I'm trying to do a classification with a text feature and numerical feature.
I'll like to run CountVectorizer on my text, and passing the sparse matrix output with my numerical feature to my classifier, and then run a gridsearchcv.
This is my failed attempt at trying to setup a pipeline for gridsearchcv.
I've referenced this : How to access ColumnTransformer elements in GridSearchCV , but can't seem to get it to work.
Any help will be appreciated.
edit: got it to work with 'make column transformer'.
# X_train contains 2 columns, ['text','num']
# y_train contains 1 column, ['label']
word_transformer = Pipeline(steps = [('cvec',CountVectorizer())])

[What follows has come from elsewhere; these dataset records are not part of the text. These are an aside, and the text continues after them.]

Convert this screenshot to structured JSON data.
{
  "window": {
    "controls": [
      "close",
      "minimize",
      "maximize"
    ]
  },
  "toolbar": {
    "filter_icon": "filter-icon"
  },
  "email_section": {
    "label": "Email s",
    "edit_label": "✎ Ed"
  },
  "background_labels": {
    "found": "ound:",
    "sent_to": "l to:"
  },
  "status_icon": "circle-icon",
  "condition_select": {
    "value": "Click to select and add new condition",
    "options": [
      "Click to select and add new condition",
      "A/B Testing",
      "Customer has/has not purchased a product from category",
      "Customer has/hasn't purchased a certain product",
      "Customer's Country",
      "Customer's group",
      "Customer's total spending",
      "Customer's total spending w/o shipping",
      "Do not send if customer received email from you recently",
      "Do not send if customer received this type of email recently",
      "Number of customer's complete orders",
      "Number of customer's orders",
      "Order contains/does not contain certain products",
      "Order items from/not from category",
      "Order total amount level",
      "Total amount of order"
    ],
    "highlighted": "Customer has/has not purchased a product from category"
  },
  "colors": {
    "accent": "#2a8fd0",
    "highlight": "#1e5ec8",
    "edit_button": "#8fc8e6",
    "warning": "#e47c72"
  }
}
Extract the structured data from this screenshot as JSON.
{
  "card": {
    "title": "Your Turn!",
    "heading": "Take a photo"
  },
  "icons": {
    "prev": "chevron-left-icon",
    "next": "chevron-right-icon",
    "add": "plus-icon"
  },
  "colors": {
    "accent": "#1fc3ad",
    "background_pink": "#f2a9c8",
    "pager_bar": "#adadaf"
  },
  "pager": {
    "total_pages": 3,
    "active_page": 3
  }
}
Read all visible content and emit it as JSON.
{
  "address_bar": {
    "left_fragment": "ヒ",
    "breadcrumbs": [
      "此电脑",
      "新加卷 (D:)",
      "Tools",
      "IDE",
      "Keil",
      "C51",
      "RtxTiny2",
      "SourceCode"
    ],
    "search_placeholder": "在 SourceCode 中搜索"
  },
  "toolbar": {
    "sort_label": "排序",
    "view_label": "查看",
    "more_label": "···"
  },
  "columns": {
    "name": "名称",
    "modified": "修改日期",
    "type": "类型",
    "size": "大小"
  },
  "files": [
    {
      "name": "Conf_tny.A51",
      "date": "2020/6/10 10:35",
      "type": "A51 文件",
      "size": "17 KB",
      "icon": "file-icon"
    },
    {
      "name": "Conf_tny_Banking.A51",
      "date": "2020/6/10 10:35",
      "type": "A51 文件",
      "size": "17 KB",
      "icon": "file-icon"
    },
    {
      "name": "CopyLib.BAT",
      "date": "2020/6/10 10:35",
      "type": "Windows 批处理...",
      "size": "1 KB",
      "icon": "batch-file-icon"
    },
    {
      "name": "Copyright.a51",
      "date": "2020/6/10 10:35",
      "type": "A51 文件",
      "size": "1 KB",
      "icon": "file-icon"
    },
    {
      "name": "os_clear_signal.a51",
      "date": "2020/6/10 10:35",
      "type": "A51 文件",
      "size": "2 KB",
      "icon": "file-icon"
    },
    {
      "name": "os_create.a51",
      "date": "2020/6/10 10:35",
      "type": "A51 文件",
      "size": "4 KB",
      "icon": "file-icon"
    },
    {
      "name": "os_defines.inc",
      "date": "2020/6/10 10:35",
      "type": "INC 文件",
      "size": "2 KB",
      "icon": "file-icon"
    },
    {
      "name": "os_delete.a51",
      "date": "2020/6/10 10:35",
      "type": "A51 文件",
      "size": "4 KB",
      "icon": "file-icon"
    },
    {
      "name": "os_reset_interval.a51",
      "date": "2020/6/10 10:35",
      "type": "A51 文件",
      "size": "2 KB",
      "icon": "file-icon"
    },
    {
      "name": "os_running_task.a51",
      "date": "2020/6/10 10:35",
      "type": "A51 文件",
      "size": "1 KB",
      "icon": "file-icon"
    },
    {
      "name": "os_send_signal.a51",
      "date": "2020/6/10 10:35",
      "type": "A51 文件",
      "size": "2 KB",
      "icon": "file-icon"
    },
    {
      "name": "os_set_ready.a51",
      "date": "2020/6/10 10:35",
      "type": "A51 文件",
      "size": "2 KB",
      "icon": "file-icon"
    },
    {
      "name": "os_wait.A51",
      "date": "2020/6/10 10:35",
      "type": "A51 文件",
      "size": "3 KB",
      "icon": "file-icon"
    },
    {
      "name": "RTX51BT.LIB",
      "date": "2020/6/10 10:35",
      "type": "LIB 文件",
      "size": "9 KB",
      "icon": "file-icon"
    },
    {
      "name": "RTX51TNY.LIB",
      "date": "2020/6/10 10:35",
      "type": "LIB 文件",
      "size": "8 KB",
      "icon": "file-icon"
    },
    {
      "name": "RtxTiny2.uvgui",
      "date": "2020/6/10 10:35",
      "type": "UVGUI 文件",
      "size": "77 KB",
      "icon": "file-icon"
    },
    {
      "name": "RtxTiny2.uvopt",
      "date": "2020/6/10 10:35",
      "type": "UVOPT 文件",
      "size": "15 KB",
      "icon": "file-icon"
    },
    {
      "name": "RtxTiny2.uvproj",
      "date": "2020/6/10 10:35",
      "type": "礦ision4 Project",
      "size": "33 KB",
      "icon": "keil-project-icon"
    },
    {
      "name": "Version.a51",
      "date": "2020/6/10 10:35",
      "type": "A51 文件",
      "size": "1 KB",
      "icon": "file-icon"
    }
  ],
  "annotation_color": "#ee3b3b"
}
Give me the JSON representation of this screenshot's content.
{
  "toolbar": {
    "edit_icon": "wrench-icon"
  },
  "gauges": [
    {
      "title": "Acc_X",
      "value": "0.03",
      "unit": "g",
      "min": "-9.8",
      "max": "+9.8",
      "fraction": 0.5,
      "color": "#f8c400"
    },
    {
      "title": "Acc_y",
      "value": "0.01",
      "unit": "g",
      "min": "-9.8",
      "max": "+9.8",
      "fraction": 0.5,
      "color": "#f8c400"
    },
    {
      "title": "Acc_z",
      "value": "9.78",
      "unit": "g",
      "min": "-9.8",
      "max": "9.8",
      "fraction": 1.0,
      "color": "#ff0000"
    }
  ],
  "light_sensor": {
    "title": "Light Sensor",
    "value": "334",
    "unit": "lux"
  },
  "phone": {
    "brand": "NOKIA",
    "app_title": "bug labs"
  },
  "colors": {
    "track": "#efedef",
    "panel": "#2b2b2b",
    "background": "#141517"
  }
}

preprocessor = ColumnTransformer (transformers = [('wt',word_transformer,['text'])],
remainder = 'passthrough')
pipe = Pipeline(steps=[
('preprocessor',preprocessor),
('RBC', RandomForestClassifier())
])
pipe_params = {
'preprocessor__wt__cvec__max_features': [1500,2000,3000],
'RBC__max_features':['sqrt', 'log2']
}
gs = GridSearchCV(pipe,
param_grid=pipe_params,
cv=5) # 5-fold cross-validation.
gs.fit(X_train,y_train)